Слуга праха - страница 70
Меня душили слезы, и я с трудом выдавливал из себя каждое слово, снова и снова повторяя: «Аль ташет… аль ташет… аль ташет…» — последний раз едва слышным шепотом.
Какое-то время Зурван мрачно размышлял.
«Нет, такого слова не существует. Мы не можем распевать „аль ташет“ до тех пор, пока это не станет делать весь мир».
«А настанет ли время, когда весь мир будет петь одну и ту же песню?»
«Этого никто не знает. Ни мидийцы, ни евреи, ни египтяне, ни воины северных земель — никто. Помни, я рассказал тебе все, что мне известно. Остальное — болтовня и слухи. А теперь дай слово, что будешь служить мне, а я дам слово, что, пока я жив, ты не будешь знать боли, ибо это в моей власти».
«Даю слово, — пообещал я. — И благодарю за терпение. Мне кажется, я был добр в своей смертной жизни».
«Так почему же ты плачешь?»
«Потому что не желаю испытывать ненависть и гнев. Я хочу любить и накапливать знания».
«Прекрасно. Ты будешь любить и учиться. А теперь уже ночь. Я стар и очень устал. И хочу почитать перед сном — есть у меня такая привычка. А ты отправляйся в прах и спи, пока я не позову. Не слушай никого, кроме меня. Скорее всего, тебя никто не потревожит, но кто знает, что может прийти в голову демонам — эти злобные и завистливые ангелы способны на все. Откликайся только на мой голос. Потом мы вместе займемся делом. Если тебя все-таки вызовут, разбуди меня. Впрочем, я за тебя не беспокоюсь… С твоей силой я достигну всего, о чем мечтаю в этом мире».
«Всего, о чем мечтаешь? А каковы твои желания? Я не могу…»

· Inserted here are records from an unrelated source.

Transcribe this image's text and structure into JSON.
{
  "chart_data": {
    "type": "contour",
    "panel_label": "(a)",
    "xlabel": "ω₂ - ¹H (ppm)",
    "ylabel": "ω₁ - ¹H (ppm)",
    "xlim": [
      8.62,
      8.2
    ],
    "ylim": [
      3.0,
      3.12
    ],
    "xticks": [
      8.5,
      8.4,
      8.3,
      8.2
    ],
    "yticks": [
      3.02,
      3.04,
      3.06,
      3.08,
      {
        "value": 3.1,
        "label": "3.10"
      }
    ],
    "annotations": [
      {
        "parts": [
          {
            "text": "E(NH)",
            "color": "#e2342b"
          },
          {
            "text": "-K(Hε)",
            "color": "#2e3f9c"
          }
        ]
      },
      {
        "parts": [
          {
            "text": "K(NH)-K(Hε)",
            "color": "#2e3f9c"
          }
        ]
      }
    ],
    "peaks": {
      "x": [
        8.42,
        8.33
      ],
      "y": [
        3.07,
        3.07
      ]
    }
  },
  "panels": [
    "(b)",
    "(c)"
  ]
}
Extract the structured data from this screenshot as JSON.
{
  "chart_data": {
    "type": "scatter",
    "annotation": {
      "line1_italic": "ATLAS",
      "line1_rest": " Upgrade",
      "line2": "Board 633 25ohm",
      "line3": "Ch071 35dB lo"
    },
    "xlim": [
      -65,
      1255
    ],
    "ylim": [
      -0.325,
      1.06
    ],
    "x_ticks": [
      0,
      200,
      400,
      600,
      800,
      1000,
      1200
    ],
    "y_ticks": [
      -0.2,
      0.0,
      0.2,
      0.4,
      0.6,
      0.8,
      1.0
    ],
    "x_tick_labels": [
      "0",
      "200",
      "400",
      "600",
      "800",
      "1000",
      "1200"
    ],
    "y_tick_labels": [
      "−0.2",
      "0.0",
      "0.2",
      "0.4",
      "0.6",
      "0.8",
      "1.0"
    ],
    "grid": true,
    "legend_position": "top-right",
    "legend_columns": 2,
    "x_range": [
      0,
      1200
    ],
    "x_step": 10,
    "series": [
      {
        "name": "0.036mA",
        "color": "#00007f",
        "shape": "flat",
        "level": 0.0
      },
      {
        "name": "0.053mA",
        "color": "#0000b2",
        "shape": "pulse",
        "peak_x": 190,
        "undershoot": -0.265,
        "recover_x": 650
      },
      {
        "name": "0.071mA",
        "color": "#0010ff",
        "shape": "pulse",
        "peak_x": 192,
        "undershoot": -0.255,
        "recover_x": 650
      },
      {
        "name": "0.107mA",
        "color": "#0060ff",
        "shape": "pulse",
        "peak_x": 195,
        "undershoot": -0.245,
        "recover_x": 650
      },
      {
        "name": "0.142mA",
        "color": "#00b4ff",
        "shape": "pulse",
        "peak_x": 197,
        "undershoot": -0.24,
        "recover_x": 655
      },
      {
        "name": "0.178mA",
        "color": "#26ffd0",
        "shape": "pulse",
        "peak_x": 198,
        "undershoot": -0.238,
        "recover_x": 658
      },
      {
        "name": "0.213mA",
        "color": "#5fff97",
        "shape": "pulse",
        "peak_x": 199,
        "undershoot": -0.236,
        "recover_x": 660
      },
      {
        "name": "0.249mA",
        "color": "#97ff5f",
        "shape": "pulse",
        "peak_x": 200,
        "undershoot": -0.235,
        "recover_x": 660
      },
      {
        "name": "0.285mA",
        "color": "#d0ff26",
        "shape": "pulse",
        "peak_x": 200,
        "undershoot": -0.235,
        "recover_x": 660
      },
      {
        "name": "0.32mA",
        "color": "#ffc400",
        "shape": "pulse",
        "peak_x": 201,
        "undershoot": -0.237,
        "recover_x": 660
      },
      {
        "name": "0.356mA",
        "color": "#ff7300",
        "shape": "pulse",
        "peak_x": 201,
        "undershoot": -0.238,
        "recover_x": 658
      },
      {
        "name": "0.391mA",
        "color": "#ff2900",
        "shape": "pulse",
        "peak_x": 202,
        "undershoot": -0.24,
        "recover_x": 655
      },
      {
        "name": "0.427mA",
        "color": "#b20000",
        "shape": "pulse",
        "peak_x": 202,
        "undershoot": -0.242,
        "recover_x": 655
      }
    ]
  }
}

«Не волнуйся, сын мой. Речь идет главным образом о книгах, — успокоил меня Зурван. — Богатство нужно мне лишь для того, чтобы создавать вокруг себя красоту. То, что ты видишь, свидетельствует о моем немалом благосостоянии. Однако прежде всего меня интересуют рукописи. Я хочу получать их из всех уголков света — от каменных пещер на севере до египетских городов на юге. И ты поможешь мне. Я научу тебя всему, и к моменту моей смерти ты обретешь достаточную силу, чтобы противостоять повелителям, которые будут ее недостойны. А теперь отправляйся в прах».
«Я люблю тебя, повелитель», — сказал я.
«Ладно, ладно, — отмахнулся он. — Я тоже полюблю тебя со временем. Настанет день, и ты будешь свидетелем моей смерти».
«Ты любишь меня? Я имею в виду именно меня… Меня ты любишь?»
«Люблю, люблю, мой юный сердитый дух. Именно тебя. Ты больше ни о чем не хочешь спросить, прежде чем я отправлю тебя спать?»
«А должен? О чем?»
«О ханаанской табличке, с помощью которой тебя сделали тем, что ты есть. Ты ни разу не поинтересовался, что там написано, не попросил меня прочесть тебе или разрешить прочесть самому. Ты ведь умеешь читать?»
«Да, умею, на многих языках. Но я не желаю ее видеть. Никогда».
«Что ж, понимаю. Иди-ка обними меня и поцелуй — в губы, как делают персы, и в обе щеки, как принято у греков. И не появляйся, пока я тебя не призову».
Тепло его тела доставило мне неизъяснимое удовольствие. Я потерся лбом о его щеку и, чувствуя себя почти счастливым, усилием воли возвратился в прах и погрузился во тьму.
10
— Как я уже говорил, эта часть повести — о двух моих повелителях — будет самой короткой. Но о Зурване, о том, кем он был и чему научил меня, я хочу рассказать полностью. Сейчас я не вспомню всех, кто повелевал мной после Зурвана, но уверен, ни один из них не обладал его силой. Но что еще важнее, ни один не испытывал такой жажды знаний и желания поделиться ими. Именно его страстное стремление обучить меня и полное отсутствие страха передо мной и моей независимостью коренным образом повлияли на все мое последующее существование, включая те времена, когда я не мог воскресить в памяти его образ, его внимательные голубые глаза и растрепанную седую бороду.
Иными словами, уроки Зурвана навсегда остались со мной и помогали даже в самые мрачные периоды моей жизни.
Благодаря щедрости Кира Зурван был богатым человеком и мог позволить себе все, что хотел. Но главными своими сокровищами он считал рукописи. Много раз по его поручению я отправлялся в путь, чтобы разыскать в тайниках редчайшие манускрипты и либо украсть их, либо сообщить о них своему учителю, и тогда он покупал те, которые его заинтересовали. Библиотека Зурвана представлялась поистине огромной, а его любознательность — неиссякаемой.